さて、正しいハンドファーストの形、そしてよく見る間違った形を一通りご紹介しました。まずは正面から自身のスウィングを動画で撮影するなどしてインパクト時の形を確認してみて、ご自身がハンドファーストインパクトの形をしているかスウィングの形を診断してみましょう!

布団叩きドリルでハンドファーストインパクトを体感しよう!

では正しいハンドファーストの感覚を会得するためにはどうすれば良いのでしょうか。ドリルとして私がオススメするのが「布団叩き」です。

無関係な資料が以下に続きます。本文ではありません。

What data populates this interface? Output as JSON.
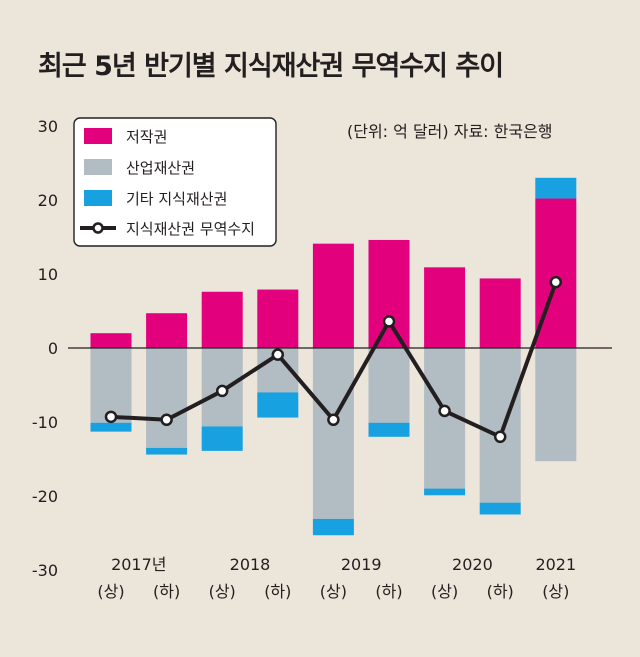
{
  "title": "최근 5년 반기별 지식재산권 무역수지 추이",
  "unit_note": "(단위: 억 달러)  자료: 한국은행",
  "colors": {
    "copyright": "#e3007d",
    "industrial": "#b1bcc3",
    "other": "#17a1e0",
    "balance_line": "#231f20",
    "background": "#ebe5da"
  },
  "chart_data": {
    "type": "bar",
    "subtype": "stacked bar with line",
    "title": "최근 5년 반기별 지식재산권 무역수지 추이",
    "ylim": [
      -30,
      30
    ],
    "yticks": [
      "30",
      "20",
      "10",
      "0",
      "-10",
      "-20",
      "-30"
    ],
    "ytick_values": [
      30,
      20,
      10,
      0,
      -10,
      -20,
      -30
    ],
    "categories": [
      "2017년 (상)",
      "2017년 (하)",
      "2018 (상)",
      "2018 (하)",
      "2019 (상)",
      "2019 (하)",
      "2020 (상)",
      "2020 (하)",
      "2021 (상)"
    ],
    "year_labels": [
      "2017년",
      "2018",
      "2019",
      "2020",
      "2021"
    ],
    "half_labels": [
      "(상)",
      "(하)",
      "(상)",
      "(하)",
      "(상)",
      "(하)",
      "(상)",
      "(하)",
      "(상)"
    ],
    "legend_position": "top-left",
    "series": [
      {
        "name": "저작권",
        "kind": "bar",
        "values": [
          2.0,
          4.7,
          7.6,
          7.9,
          14.1,
          14.6,
          10.9,
          9.4,
          20.2
        ]
      },
      {
        "name": "산업재산권",
        "kind": "bar",
        "values": [
          -10.1,
          -13.5,
          -10.6,
          -6.0,
          -23.1,
          -10.1,
          -19.0,
          -20.9,
          -15.3
        ]
      },
      {
        "name": "기타 지식재산권",
        "kind": "bar",
        "values": [
          -1.2,
          -0.9,
          -3.3,
          -3.4,
          -2.2,
          -1.9,
          -0.9,
          -1.6,
          2.8
        ]
      },
      {
        "name": "지식재산권 무역수지",
        "kind": "line",
        "values": [
          -9.3,
          -9.7,
          -5.8,
          -0.9,
          -9.7,
          3.6,
          -8.5,
          -12.0,
          8.9
        ]
      }
    ]
  }
}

干した布団のホコリを叩き落とすためには力強く叩く(=インパクトする)必要がありますよね。この布団を叩く動作をくわしく紐解いていくと、ひじが先行して、肩が前に出ず、そのまま右手の角度がキープされた状態で布団にインパクトすることで力を凝縮して伝えることができているわけです。

ゴルフでのハンドファーストも体の動きとしては布団を叩く際と同じで、力強く叩くための動作の中で起こる結果の形なので、体を動かす順番が大切です。布団叩きをすることでハンドファーストの感覚を体験することができますので、上手くインパクトの形ができていない人はぜひ挑戦してみて下さい!